Just a small feedback on Batch operation when using Python tool...
If we use Batch Macro, Python kernel will repeat start&stop for every batch that makes running speed much slower.
Instead, we can write iteration code in Python(for file in files:...) then Python kernel launches only one time and overall running time will be much shorter. (I know writing iteration code in Python need additional effort, Alteryx is low-code platform though)
Maybe it's additional reference for you, I wrote about PDF Data parse in Japanese community that applies pdfminer.six library 2 months back.
As the license of pdfminer.six is MIT license, we can decrease our worry about sharing the product than other libraries with BSD/GPL/AGPL.
*Apologize for sharing Japanese content but can be google translated for English readers😅 At least, YXZP attached in this blog should be helpful.
This is awesome - is pycryptodome used just a sub program for PyPdf2? I usually use Cryptogrpahy - but I think it's probably overkill here. I agree with @gawa that changing this to take in a dataframe of files/passwords and then cycling through it would be faster.
This is really cool @gawa and I agree 100%. I’ve tried batching and iterating a Python tool before and sad to see its performance dip so badly.
Thanks for sharing!

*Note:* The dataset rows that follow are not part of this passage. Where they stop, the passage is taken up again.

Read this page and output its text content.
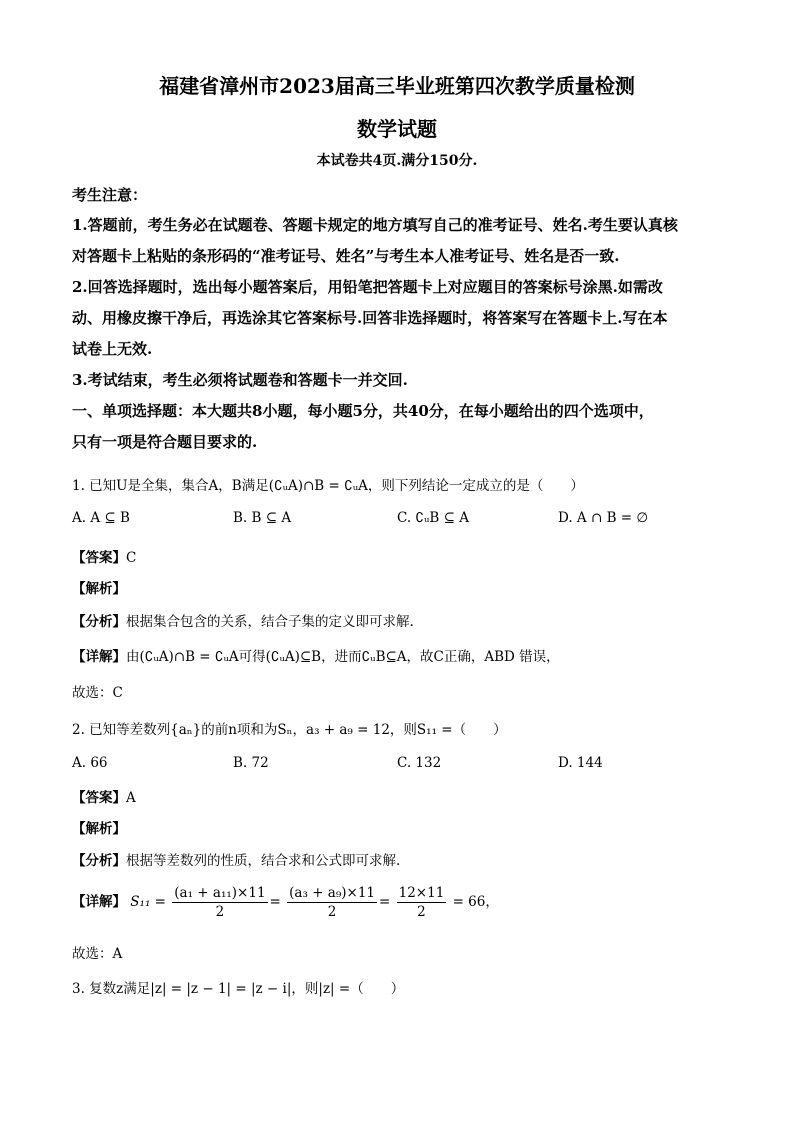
福建省漳州市2023届高三毕业班第四次教学质量检测
数学试题
本试卷共4页.满分150分.
考生注意：
1.答题前，考生务必在试题卷、答题卡规定的地方填写自己的准考证号、姓名.考生要认真核
对答题卡上粘贴的条形码的“准考证号、姓名”与考生本人准考证号、姓名是否一致.
2.回答选择题时，选出每小题答案后，用铅笔把答题卡上对应题目的答案标号涂黑.如需改
动、用橡皮擦干净后，再选涂其它答案标号.回答非选择题时，将答案写在答题卡上.写在本
试卷上无效.
3.考试结束，考生必须将试题卷和答题卡一并交回.
一、单项选择题：本大题共8小题，每小题5分，共40分，在每小题给出的四个选项中，
只有一项是符合题目要求的.
1. 已知U是全集，集合A，B满足(∁ᵤA)∩B = ∁ᵤA，则下列结论一定成立的是（　　）
A. A ⊆ B	B. B ⊆ A	C. ∁ᵤB ⊆ A	D. A ∩ B = ∅
【答案】C
【解析】
【分析】根据集合包含的关系，结合子集的定义即可求解.
【详解】由(∁ᵤA)∩B = ∁ᵤA可得(∁ᵤA)⊆B，进而∁ᵤB⊆A，故C正确，ABD 错误，
故选：C
2. 已知等差数列{aₙ}的前n项和为Sₙ，a₃ + a₉ = 12，则S₁₁ =（　　）
A. 66	B. 72	C. 132	D. 144
【答案】A
【解析】
【分析】根据等差数列的性质，结合求和公式即可求解.
【详解】 $S_{11} = \frac{\text{(a₁ + a₁₁)×11}}{2} = \frac{\text{(a₃ + a₉)×11}}{2} = \frac{12\times 11}{2} = 66$，
故选：A
3. 复数z满足|z| = |z − 1| = |z − i|，则|z| =（　　）
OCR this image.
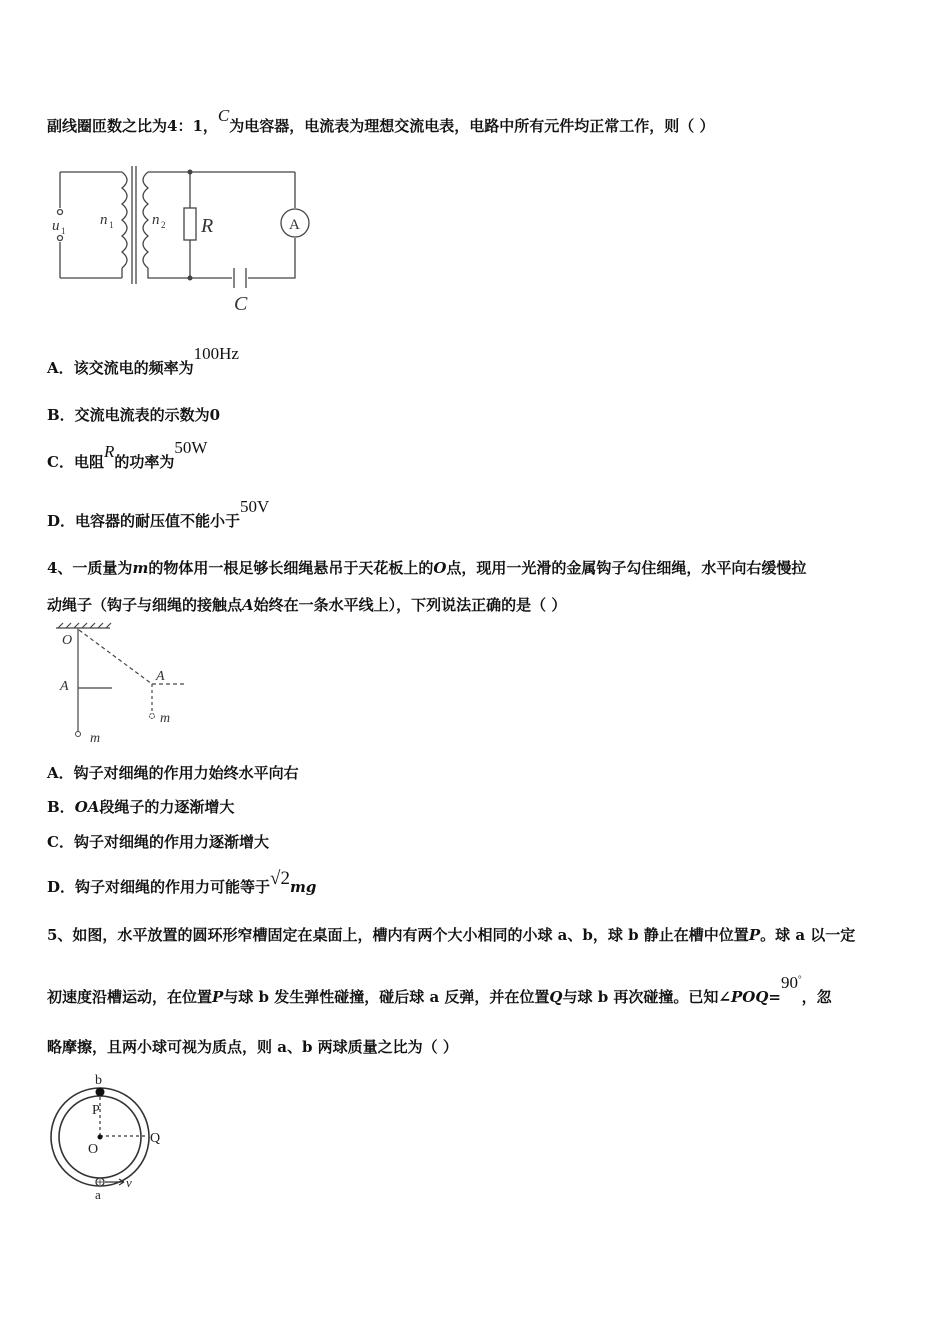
副线圈匝数之比为4：1，C为电容器，电流表为理想交流电表，电路中所有元件均正常工作，则（ ）
u 1
n 1	n 2 R	A
C
A．该交流电的频率为100Hz
B．交流电流表的示数为0
C．电阻R的功率为50W
D．电容器的耐压值不能小于50V
4、一质量为m的物体用一根足够长细绳悬吊于天花板上的O点，现用一光滑的金属钩子勾住细绳，水平向右缓慢拉
动绳子（钩子与细绳的接触点A始终在一条水平线上），下列说法正确的是（ ）
O
A
A
m
m
A．钩子对细绳的作用力始终水平向右
B．OA段绳子的力逐渐增大
C．钩子对细绳的作用力逐渐增大
D．钩子对细绳的作用力可能等于√2mg
5、如图，水平放置的圆环形窄槽固定在桌面上，槽内有两个大小相同的小球 a、b，球 b 静止在槽中位置P。球 a 以一定
初速度沿槽运动，在位置P与球 b 发生弹性碰撞，碰后球 a 反弹，并在位置Q与球 b 再次碰撞。已知∠POQ=90°，忽
略摩擦，且两小球可视为质点，则 a、b 两球质量之比为（ ）
b
P
O
Q
a
v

I’ll iterate from your points.
Also, the Japanese forums seem to have more cool tools available. Cross sharing across different language forums would be highly beneficial.
Yes! I was also looking at pdf plumber but I’m not sure how to cook up the interface on Alteryx itself for the users to determine the lengths.
Source:
https://stackoverflow.com/questions/26130032/open-a-protected-pdf-file-in-python
Im also thinking about ingesting a txt or CSV file with the fixed field lengths as a third input so the parsing is more user defined and controlled.